10 thoughts on “Not “Black” Enough

  1. I’ve dealt with that too. When I moved to the south (a small town in Alabama) from California, the other kids at school asked me why I “talked White.” I guess I had to develop an accent and act like them to be accepted. I admit thinking that they were ghetto, coming from a military background where we accepted everyone’s differences and knew that we came from literally everywhere, to that. My new school had less than 10 white students. The other white kids in town went to a different school down the street. I later realized those white students at my school couldn’t afford the private school down the street. It was a shock then, and we haven’t come far.

    Liked by 1 person

    1. Thank you so much for your comment! I really wanted to tell this story because I knew other people experience the same thing. It can be a really sensitive subject. We definitely have to be more accepting of each other and we need to realize that not all black people come from the same background, and we shouldn’t be expected to.

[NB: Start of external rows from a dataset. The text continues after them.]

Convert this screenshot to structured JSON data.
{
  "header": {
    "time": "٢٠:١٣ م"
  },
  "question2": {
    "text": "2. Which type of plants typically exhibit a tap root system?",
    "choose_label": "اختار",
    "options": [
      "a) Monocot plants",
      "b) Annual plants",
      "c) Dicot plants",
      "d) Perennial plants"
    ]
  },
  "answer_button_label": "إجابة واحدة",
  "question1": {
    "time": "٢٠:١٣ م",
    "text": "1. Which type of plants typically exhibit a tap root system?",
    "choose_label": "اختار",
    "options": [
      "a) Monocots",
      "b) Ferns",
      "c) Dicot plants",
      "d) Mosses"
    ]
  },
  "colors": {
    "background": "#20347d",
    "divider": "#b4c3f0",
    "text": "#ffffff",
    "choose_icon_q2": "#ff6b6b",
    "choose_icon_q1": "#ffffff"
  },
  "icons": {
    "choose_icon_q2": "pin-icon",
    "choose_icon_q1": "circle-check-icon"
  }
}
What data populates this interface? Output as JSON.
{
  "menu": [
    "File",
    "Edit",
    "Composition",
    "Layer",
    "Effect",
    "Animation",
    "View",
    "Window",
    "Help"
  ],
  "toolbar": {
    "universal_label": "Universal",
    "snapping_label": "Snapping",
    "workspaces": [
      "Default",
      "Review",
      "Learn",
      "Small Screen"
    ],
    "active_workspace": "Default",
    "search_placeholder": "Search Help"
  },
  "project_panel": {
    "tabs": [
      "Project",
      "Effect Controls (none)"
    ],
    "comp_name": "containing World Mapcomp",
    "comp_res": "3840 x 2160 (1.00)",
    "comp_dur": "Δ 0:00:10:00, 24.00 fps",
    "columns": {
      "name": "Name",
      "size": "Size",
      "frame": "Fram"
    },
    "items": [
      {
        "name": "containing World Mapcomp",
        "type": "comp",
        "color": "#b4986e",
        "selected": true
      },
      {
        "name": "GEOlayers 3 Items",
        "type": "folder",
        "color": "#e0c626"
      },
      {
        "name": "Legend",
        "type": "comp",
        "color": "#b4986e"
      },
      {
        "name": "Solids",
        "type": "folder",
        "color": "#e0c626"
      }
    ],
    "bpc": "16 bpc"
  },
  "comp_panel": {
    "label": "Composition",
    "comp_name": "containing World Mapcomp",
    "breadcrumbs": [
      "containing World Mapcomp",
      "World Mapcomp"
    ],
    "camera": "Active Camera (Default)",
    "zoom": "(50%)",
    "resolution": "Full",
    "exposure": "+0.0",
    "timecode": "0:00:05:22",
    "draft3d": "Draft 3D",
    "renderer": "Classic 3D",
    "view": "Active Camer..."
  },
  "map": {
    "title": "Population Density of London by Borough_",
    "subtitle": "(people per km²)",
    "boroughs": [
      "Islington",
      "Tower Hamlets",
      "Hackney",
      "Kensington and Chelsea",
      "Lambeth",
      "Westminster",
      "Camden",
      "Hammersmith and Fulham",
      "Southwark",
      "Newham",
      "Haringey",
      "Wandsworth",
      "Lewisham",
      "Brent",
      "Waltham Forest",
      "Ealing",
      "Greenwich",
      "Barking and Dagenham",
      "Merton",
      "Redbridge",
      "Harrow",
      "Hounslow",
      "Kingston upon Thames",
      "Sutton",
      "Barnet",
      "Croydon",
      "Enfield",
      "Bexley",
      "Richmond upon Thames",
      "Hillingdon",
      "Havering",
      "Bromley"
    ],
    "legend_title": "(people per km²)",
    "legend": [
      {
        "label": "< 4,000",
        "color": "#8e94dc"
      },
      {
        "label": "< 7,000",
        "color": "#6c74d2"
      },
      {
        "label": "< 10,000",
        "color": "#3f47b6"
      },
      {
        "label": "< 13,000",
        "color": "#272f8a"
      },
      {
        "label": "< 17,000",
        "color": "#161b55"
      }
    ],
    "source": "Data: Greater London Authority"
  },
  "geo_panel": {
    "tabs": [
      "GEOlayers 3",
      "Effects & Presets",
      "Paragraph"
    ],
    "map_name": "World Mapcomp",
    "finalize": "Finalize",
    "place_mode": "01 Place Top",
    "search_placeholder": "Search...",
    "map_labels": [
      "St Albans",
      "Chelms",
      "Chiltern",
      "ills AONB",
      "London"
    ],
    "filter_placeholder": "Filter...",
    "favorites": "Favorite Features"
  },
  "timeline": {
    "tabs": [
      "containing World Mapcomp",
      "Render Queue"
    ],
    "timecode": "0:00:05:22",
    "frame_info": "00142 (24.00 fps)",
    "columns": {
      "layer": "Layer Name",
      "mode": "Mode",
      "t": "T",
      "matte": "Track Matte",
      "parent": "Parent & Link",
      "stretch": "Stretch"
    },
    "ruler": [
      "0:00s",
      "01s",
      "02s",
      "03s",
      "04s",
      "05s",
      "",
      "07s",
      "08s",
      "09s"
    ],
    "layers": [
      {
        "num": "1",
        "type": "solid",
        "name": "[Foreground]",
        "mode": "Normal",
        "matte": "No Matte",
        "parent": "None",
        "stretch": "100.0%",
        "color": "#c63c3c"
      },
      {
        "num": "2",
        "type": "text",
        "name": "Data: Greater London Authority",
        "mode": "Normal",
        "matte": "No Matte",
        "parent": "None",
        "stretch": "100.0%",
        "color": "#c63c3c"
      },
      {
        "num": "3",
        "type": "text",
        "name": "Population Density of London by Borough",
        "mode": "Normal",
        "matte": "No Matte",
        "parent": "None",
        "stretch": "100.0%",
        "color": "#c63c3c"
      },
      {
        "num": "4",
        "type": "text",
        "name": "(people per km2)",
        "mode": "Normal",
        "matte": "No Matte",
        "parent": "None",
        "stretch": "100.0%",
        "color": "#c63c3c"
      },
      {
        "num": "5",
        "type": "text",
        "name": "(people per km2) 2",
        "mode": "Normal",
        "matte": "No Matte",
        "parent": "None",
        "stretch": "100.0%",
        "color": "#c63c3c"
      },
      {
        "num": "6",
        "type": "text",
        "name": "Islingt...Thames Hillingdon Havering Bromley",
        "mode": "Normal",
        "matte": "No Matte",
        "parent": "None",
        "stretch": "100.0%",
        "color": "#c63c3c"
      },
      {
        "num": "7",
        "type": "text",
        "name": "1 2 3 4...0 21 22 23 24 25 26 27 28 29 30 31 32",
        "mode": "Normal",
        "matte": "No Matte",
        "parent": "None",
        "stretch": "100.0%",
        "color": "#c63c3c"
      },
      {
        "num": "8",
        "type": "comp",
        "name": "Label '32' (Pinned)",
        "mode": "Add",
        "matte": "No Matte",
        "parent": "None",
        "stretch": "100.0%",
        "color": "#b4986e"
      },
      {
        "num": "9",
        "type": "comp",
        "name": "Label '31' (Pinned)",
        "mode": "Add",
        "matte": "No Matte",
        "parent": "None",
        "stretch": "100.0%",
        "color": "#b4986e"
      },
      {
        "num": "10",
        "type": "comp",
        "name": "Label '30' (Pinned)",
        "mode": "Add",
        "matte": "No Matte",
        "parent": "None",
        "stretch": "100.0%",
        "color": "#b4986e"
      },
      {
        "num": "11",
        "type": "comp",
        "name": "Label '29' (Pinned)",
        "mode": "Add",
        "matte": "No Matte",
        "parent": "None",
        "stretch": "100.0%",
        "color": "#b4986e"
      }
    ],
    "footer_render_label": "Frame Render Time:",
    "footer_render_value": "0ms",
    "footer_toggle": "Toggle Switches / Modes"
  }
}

    I agree with most of what you said, but Native Americans have the highest rates of poverty, as well as teen suicide. Outside of Haiti, the group as a whole has the highest rates of poverty.
    I grew up in a suburb of Syracuse as well; my dad was too dark to sit anywhere other than the back of the bus. We were teased and told that we would be the ones to die when we played cowboys and Indians. Until 1976 it was legal to take Indian children from their families.
    Can we end institutional racism? We all need to join across racial/ethnic boundaries. That means Native Americans, Latino/Latina, African American.
    Good article.


  3. I enjoyed this article, and can relate. I was called white, not because what i had materialistically, but because i chose to wellin school. I have maintained identity through all though. I will always represent, and fight for the struggle of backs still though.
    So I wonder..Do you ever separate yourself in the midst of others or even in your own mind, from blacks “in poverty..” ?
    Because if you do, that enforces the separation.
    You may be seen as or treated the same to a degree in this world..& You want that to be understood.. But i see.. FAR TOO OFTEN… Upper class blacks that stand on the heads of those that are in poverty.. making statements, voting for racist candidates, condemning welfare, etc.

    So which is it? Fitting in means fitting in. The ancestors you speak of, that fought for the rights most upper class blacks have enjoyed, in most cases came from nothing themselves.
    I just wish the talented tenth cared enough to help others, creating change for other blacks to enjoy in the future as well.